Fairborne Energy Ltd.
TSX : FEL

Fairborne Energy Ltd.

September 15, 2009 08:03 ET

Fairborne Energy Ltd. Announces $50 Million Bought Deal Financing

CALGARY, ALBERTA--(Marketwire - Sept. 15, 2009) -

NOT FOR DISTRIBUTION TO U.S. NEWS WIRE SERVICES OR FOR DISSEMINATION IN THE U.S.

Fairborne Energy Ltd. ("Fairborne" or the "Company") (TSX:FEL) is pleased to announce that it has entered into an agreement with a syndicate of underwriters co-led by Cormark Securities Inc. and RBC Capital Markets and including First Energy Capital Corp., CIBC World Markets Inc. and National Bank Financial Inc. to issue, on a bought deal basis, 7,060,000 common shares ("Common Shares") at a price of $4.25 per Common Share and 3,780,000 common shares on a flow-through basis ("Flow-Through Common Shares") at a price of $5.30 per Flow-Through Common Share for aggregate gross proceeds of approximately $50 million.

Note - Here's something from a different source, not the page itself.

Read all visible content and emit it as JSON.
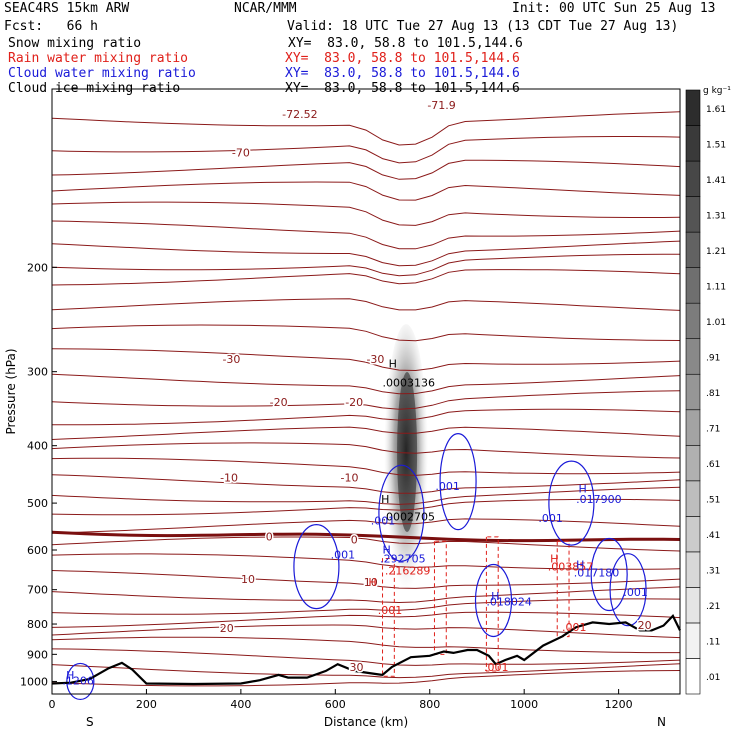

Fairborne has also granted the underwriters an option (the "Over-Allotment Option") to purchase up to an additional 1,059,000 Common Shares to cover over-allotment, if any, for additional gross proceeds of approximately $4.5 million. The Over-Allotment Option is exercisable in whole or in part for a period of 30 days following closing of the Offering.

Proceeds of the offering will be initially used to reduce debt and fund a portion of the Company's ongoing capital program with the Flow-Through Common Share proceeds used to incur eligible Canadian exploration expenditures that will be renounced to subscribers effective on or before December 31, 2009. The Common Shares and the Flow-Through Common Shares will be offered in certain provinces of Canada by way of a short form prospectus.

Closing is expected to occur on or about October 7, 2009 and is subject to certain conditions including, but not limited to, the receipt of all necessary approvals including the approval of the Toronto Stock Exchange.

The securities offered have not been and will not be registered under the U.S. Securities Act of 1933, as amended, and may not be offered or sold in the United States absent registration or applicable exemption from the registration requirements. This press release shall not constitute an offer to sell or the solicitation of an offer to buy nor shall there be any sale of the securities in any jurisdiction in which such offer, solicitation or sale would be unlawful.

ADVISORY: This press release contains forward looking statements. More particularly, this press release contains statements concerning the anticipated closing date of the offering and the anticipated use of the net proceeds of the offering. Although Fairborne believes that the expectations reflected in these forward looking statements are reasonable, undue reliance should not be placed on them because Fairborne can give no assurance that they will prove to be correct. Since forward looking statements address future events and conditions, by their very nature they involve inherent risks and uncertainties. The closing of the offering could be delayed if Fairborne is not able to obtain the necessary regulatory and stock exchange approvals on the timelines it has planned. The offering will not be completed at all if these approvals are not obtained or some other condition to the closing is not satisfied. Accordingly, there is a risk that the offering will not be completed within the anticipated time or at all. The intended use of the net proceeds of the offering by Fairborne might change if the board of directors of Fairborne determines that it would be in the best interests of Fairborne to deploy the proceeds for some other purpose, such as an acquisition.

The forward looking statements contained in this press release are made as of the date hereof and Fairborne undertakes no obligations to update publicly or revise any forward looking statements or information, whether as a result of new information, future events or otherwise, unless so required by applicable securities laws.